Of course, if I could, I most certainly would’ve done so by now. My low tolerance for annoyance hasn’t improved since childhood. I see only one solution to my dilemma, a permanent answer from which there is no turning back. Those who read this can’t understand what I’ve gone through for the last 15 years. That’s OK; they don’t have to.

I’ve sought counseling and therapy. I’ve tried a variety of drugs – some legal, some not. I’ve underwent hypnotherapy, sensory deprivation and numerous experimental procedures. I even experimented with witchcraft, spells, potions and even séances – all to no effect.

Just when I began to consider having myself committed to a mental institution, I tried one last thing. A psychic channeler agreed to sit with me in isolation, hoping to discover the source of screaming which had constantly plagued me since childhood.

There was a breakthrough – if you can call it that. The psychic went into some sort of trance, holding my hand in his. After half an hour of complete silence, he said that he could hear it. He could hear the screaming. He asked me to describe it in my own words, just to see if my experience matched up with his own. And so I did.

Despite my sightless eyes, I can see shadowy faces contorted in agony – thousands of them, maybe even millions. A counselor once told me that they weren’t real, that I was simply putting features together in my imagination. Who am I to argue with him? I’m in no position to debate on the soundness of my sanity – or lack thereof.

Those faces didn’t bother me as much as the sounds of agonized screaming. The voices had many qualities that the faces lacked – definition, clarity, substance and realism. The screeching was like a physical thing, lacking only a physical mouth from which it should originate.

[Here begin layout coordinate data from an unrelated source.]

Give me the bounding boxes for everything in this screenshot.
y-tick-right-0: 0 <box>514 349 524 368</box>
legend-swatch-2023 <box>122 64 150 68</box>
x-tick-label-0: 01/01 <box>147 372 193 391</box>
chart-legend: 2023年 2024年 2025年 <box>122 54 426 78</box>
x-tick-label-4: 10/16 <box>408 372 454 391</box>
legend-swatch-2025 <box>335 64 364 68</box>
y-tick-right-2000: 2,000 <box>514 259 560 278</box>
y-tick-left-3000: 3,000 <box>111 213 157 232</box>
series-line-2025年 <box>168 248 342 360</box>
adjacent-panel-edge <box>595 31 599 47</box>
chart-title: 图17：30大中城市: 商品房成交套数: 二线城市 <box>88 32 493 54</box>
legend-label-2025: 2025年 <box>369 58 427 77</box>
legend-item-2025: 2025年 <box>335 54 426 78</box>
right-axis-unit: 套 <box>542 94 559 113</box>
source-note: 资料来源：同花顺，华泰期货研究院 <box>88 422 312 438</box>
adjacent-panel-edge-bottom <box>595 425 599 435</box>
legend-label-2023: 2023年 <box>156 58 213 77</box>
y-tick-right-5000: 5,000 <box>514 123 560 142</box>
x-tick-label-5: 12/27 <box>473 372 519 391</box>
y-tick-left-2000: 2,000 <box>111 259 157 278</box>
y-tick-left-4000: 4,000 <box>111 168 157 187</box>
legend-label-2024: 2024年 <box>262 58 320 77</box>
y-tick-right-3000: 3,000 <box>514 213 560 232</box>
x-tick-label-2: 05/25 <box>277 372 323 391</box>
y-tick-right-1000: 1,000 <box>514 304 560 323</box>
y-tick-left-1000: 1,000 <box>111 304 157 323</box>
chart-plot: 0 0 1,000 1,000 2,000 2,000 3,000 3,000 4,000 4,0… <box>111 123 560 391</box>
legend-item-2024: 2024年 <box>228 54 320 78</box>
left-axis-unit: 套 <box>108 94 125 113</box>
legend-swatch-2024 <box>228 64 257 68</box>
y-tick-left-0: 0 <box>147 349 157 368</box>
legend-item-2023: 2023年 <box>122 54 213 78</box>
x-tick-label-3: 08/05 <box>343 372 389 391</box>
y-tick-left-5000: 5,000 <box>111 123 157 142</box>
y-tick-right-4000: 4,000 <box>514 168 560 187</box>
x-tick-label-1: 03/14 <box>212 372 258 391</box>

How can I adequately describe the intensity of horror present in the multitude of screams? In the beginning it was an ocean, rising and falling like waves on the seashore. The magnitude of screaming ebbed back and forth, reciprocating highs and lows as though a volume knob was being turned up and down.

The brief down times are no more. There is only the constant presence of the screams, haunting my sightless world with the patient persistence of time itself. As I’ve grown older, things have only become worse. The screaming is becoming louder, relentlessly pounding like a blacksmith hammers tools on an anvil.

I’ve found myself waking up in the middle of the night, unable to distinguish the screams in my head from the screaming I produce myself. It’s impossible to hold a normal conversation with anyone. I can’t concentrate on anything for more than a few moments.

With no better explanation available – besides insanity – I have come to the realization that there is only one likely source for the nightmarish collection of macabre voices bearing down on my mind. What I experience is nothing less than the tortured voices of the damned.

Of course, the intellectual minds of modern day science will simply dismiss the very possibility of Hell. I no longer deny its existence. I have, in fact, accepted my fate. I know that I will soon join the ranks of a demonic choir. For all eternity, I’ll sing the tortured songs of death, accompanied by the black music of the fiery abyss. I am beyond saving; I know that now.

I refuse to live any longer with this burden. I can no longer hear the voices of friends and family. I am alone in my misery. No one can share my burden. No one can endure what I have. Even the psychic channeler refuses to come near me.